Travis Chi Wing Lau //

During my final year of undergraduate studies at the University of California, Los Angeles, I was studying at a café and had with me Seth Mnookin’s controversial new book, The Panic Virus.[1]  While I was reading, I was approached by a woman who happened to be waiting for her order by my table. Intrigued by my reading choice, she struck up a conversation with me about my studies and ultimately about Mnookin’s defense of vaccination.

An accessible, timely piece of science writing, The Panic Virus offers a scathing critique of how anti-vaxxers hijack reason through fear tactics and emotional appeals. The disturbing irony, for Mnookin, is that the casualties of this extensive rhetorical and ideological war are the parents and their children who have taken a stand against what they perceive to be the limitations and biases of scientific knowledge. Before I could finish my two-minute pitch for the book, the woman cut me off to tell me she had no plans to vaccinate her young son. “Chickenpox you can get over, but autism is a life sentence.” She then insisted that she was a firm believer in the concept of natural immunity, and that she and her fellow moms frequently scheduled “chicken pox parties” whenever one of their kids at school came down with chicken pox. “Chicken pox parties” involved the deliberate gathering of unimmunized children who were then made to play with the child who was evidently symptomatic of chicken pox. What I first thought was an occasional event, these parties became annual social gatherings that children expected and even looked forward to attending. “I’m not anti- anything. I’m just pro-disease, she concludes. They don’t even know what’s going on! Just another play date and, and it’s all done naturally.”

Part of the formation of my research interests in the history of the anti-vaccination movement, particularly at the moment of vaccination’s inception and popularization in the eighteenth and nineteenth centuries, begins with this lingering encounter. On one level, what was remarkable was the woman’s conviction – one marked by an all-too-familiar affect of certainty that rendered anything I had said or could have said irrelevant. On another, as a twenty-two-year old man just beginning to understand the contours of his own scoliosis-related disability, I lacked at the time the vocabulary by which I could express my reservations about what she was not so implicitly advocating. I chose to return to this moment in my past because it crystallizes so much of the ethical stakes layered within what we call the “anti-vaccination movement” (a mishmash of different movements and ideologies, many of which are in tension with one another). If I have learned anything since my encounter with this woman, it is that we cannot so simply designate her as a representative of all anti-vaccinators nor can we assume anti-vaccination to be a monolith, where simply understanding her particular “mommy” logic means that we understand all of the anti-vaccination logics. But working through the impasse of this encounter is how I hope to begin thinking through a disability politics that can better recognize and address such problematic logics, particularly during such quotidian scenes of encounter that too often render such discussions difficult.

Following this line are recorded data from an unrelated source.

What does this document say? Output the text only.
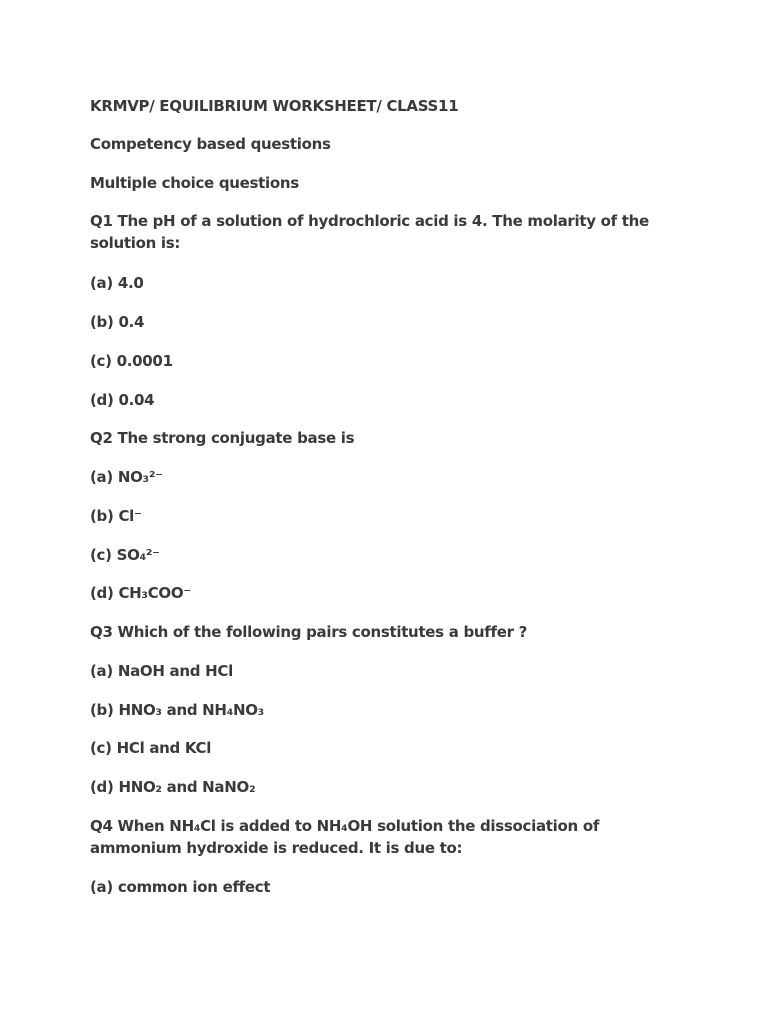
KRMVP/ EQUILIBRIUM WORKSHEET/ CLASS11

Competency based questions

Multiple choice questions

Q1 The pH of a solution of hydrochloric acid is 4. The molarity of the solution is:

(a) 4.0

(b) 0.4

(c) 0.0001

(d) 0.04

Q2 The strong conjugate base is

(a) NO₃²⁻

(b) Cl⁻

(c) SO₄²⁻

(d) CH₃COO⁻

Q3 Which of the following pairs constitutes a buffer ?

(a) NaOH and HCl

(b) HNO₃ and NH₄NO₃

(c) HCl and KCl

(d) HNO₂ and NaNO₂

Q4 When NH₄Cl is added to NH₄OH solution the dissociation of ammonium hydroxide is reduced. It is due to:

(a) common ion effect
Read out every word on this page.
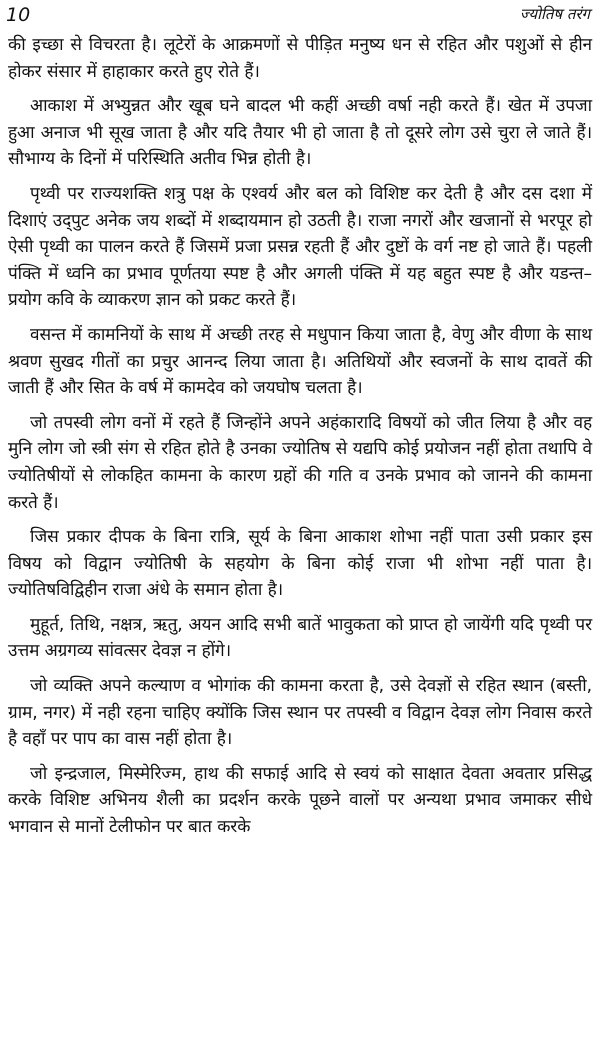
10	ज्योतिष तरंग

की इच्छा से विचरता है। लूटेरों के आक्रमणों से पीड़ित मनुष्य धन से रहित और पशुओं से हीन होकर संसार में हाहाकार करते हुए रोते हैं।

आकाश में अभ्युन्नत और खूब घने बादल भी कहीं अच्छी वर्षा नही करते हैं। खेत में उपजा हुआ अनाज भी सूख जाता है और यदि तैयार भी हो जाता है तो दूसरे लोग उसे चुरा ले जाते हैं। सौभाग्य के दिनों में परिस्थिति अतीव भिन्न होती है।

पृथ्वी पर राज्यशक्ति शत्रु पक्ष के एश्वर्य और बल को विशिष्ट कर देती है और दस दशा में दिशाएं उद्‌पुट अनेक जय शब्दों में शब्दायमान हो उठती है। राजा नगरों और खजानों से भरपूर हो ऐसी पृथ्वी का पालन करते हैं जिसमें प्रजा प्रसन्न रहती हैं और दुष्टों के वर्ग नष्ट हो जाते हैं। पहली पंक्ति में ध्वनि का प्रभाव पूर्णतया स्पष्ट है और अगली पंक्ति में यह बहुत स्पष्ट है और यडन्त–प्रयोग कवि के व्याकरण ज्ञान को प्रकट करते हैं।

वसन्त में कामनियों के साथ में अच्छी तरह से मधुपान किया जाता है, वेणु और वीणा के साथ श्रवण सुखद गीतों का प्रचुर आनन्द लिया जाता है। अतिथियों और स्वजनों के साथ दावतें की जाती हैं और सित के वर्ष में कामदेव को जयघोष चलता है।

जो तपस्वी लोग वनों में रहते हैं जिन्होंने अपने अहंकारादि विषयों को जीत लिया है और वह मुनि लोग जो स्त्री संग से रहित होते है उनका ज्योतिष से यद्यपि कोई प्रयोजन नहीं होता तथापि वे ज्योतिषीयों से लोकहित कामना के कारण ग्रहों की गति व उनके प्रभाव को जानने की कामना करते हैं।

जिस प्रकार दीपक के बिना रात्रि, सूर्य के बिना आकाश शोभा नहीं पाता उसी प्रकार इस विषय को विद्वान ज्योतिषी के सहयोग के बिना कोई राजा भी शोभा नहीं पाता है। ज्योतिषविद्विहीन राजा अंधे के समान होता है।

मुहूर्त, तिथि, नक्षत्र, ऋतु, अयन आदि सभी बातें भावुकता को प्राप्त हो जायेंगी यदि पृथ्वी पर उत्तम अग्रगव्य सांवत्सर देवज्ञ न होंगे।

जो व्यक्ति अपने कल्याण व भोगांक की कामना करता है, उसे देवज्ञों से रहित स्थान (बस्ती, ग्राम, नगर) में नही रहना चाहिए क्योंकि जिस स्थान पर तपस्वी व विद्वान देवज्ञ लोग निवास करते है वहाँ पर पाप का वास नहीं होता है।

जो इन्द्रजाल, मिस्मेरिज्म, हाथ की सफाई आदि से स्वयं को साक्षात देवता अवतार प्रसिद्ध करके विशिष्ट अभिनय शैली का प्रदर्शन करके पूछने वालों पर अन्यथा प्रभाव जमाकर सीधे भगवान से मानों टेलीफोन पर बात करके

To return to the woman’s claims, I want to put pressure on her temporal distinction between chickenpox and autism. For her, the permanence of autism generates a more acute sense of fear than what she frames as a temporary case of chickenpox, however contagious it can be among the children (and the adults). Because varicella can usually be overcome relatively easily, especially by young children, it is, according to the woman, worth contracting the virus, if at all, via “natural” means as opposed to “unnatural” vaccinations whose contents may be hazardous or dangerous when given all at once to infants. The lethality of chickenpox aside, especially in older people who also risk developing shingles, I am most troubled by her description of autism as a “life sentence,” which suggests a punitive understanding of autism as that which consumes, overrides, and marks out that individual with a fate worse than death.

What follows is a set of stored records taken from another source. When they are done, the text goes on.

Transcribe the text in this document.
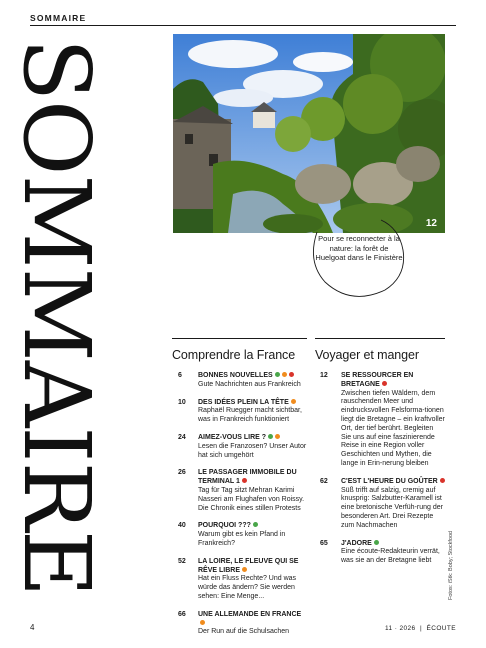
SOMMAIRE
SOMMAIRE	12
Pour se reconnecter à la nature: la forêt de Huelgoat dans le Finistère
Comprendre la France
6 BONNES NOUVELLES
Gute Nachrichten aus Frankreich
10 DES IDÉES PLEIN LA TÊTE
Raphaël Ruegger macht sichtbar, was in Frankreich funktioniert
24 AIMEZ-VOUS LIRE ?
Lesen die Franzosen? Unser Autor hat sich umgehört
26 LE PASSAGER IMMOBILE DU TERMINAL 1
Tag für Tag sitzt Mehran Karimi Nasseri am Flughafen von Roissy. Die Chronik eines stillen Protests
40 POURQUOI ???
Warum gibt es kein Pfand in Frankreich?
52 LA LOIRE, LE FLEUVE QUI SE RÊVE LIBRE
Hat ein Fluss Rechte? Und was würde das ändern? Sie werden sehen: Eine Menge...
66 UNE ALLEMANDE EN FRANCE
Der Run auf die Schulsachen
Voyager et manger
12 SE RESSOURCER EN BRETAGNE
Zwischen tiefen Wäldern, dem rauschenden Meer und eindrucksvollen Felsforma-tionen liegt die Bretagne – ein kraftvoller Ort, der tief berührt. Begleiten Sie uns auf eine faszinierende Reise in eine Region voller Geschichten und Mythen, die lange in Erin-nerung bleiben
62 C'EST L'HEURE DU GOÛTER
Süß trifft auf salzig, cremig auf knusprig: Salzbutter-Karamell ist eine bretonische Verfüh-rung der besonderen Art. Drei Rezepte zum Nachmachen
65 J'ADORE
Eine écoute-Redakteurin verrät, was sie an der Bretagne liebt
4	11 · 2026 | ÉCOUTE
Fotos: iStk: Boby; Stockfood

While it is slightly perverse to consider this woman’s position in relation to the medical model of disability, disability is a condition to be lamented as an unjust and unfair lot in life that, in her estimation, can be prevented and avoided entirely through “good choices” (i.e. conscientious objection to vaccination) coded as protective parenting. Such preventative logics characterize what Anna Mollow has termed rehabilitative futurism: “Indeed, futurity is habitually imagined in terms that fantasize the eradication of disability, a recovery of a crippled (or hobbled) economy, a cure for society’s ills, an end to suffering and disease.”[2] Many anti-vaccinators hold the troubling view that autism is a fitting consequence for an unthinking subscription to the medical establishment’s unsubstantiated recommendations for infant and young adult vaccination.

What do you expect will happen if you’re shooting your kid up with mercury?” the woman asks me as I fumble with a response, “I’d rather prevent any of this from happening in the first place.

In a biometric age of prenatal genetic testing and CRISPR’s promise of gene editing, we must consistently ask what it is we are trying to prevent and why. As opposed to embracing a eugenic prevention of disability, can we move toward what Rosemarie Garland Thomson has called disability conservation?

[1] Mnookin, Seth. The Panic Virus: The True Story Behind the Vaccine-Autism Controversy. New York: Simon and Schuster. 2011.

[2] Mollow, Anna. “Is Sex Disability?: Queer Theory and the Disability Drive.” Sex and Disability. Durham: Duke UP, 2012. 288.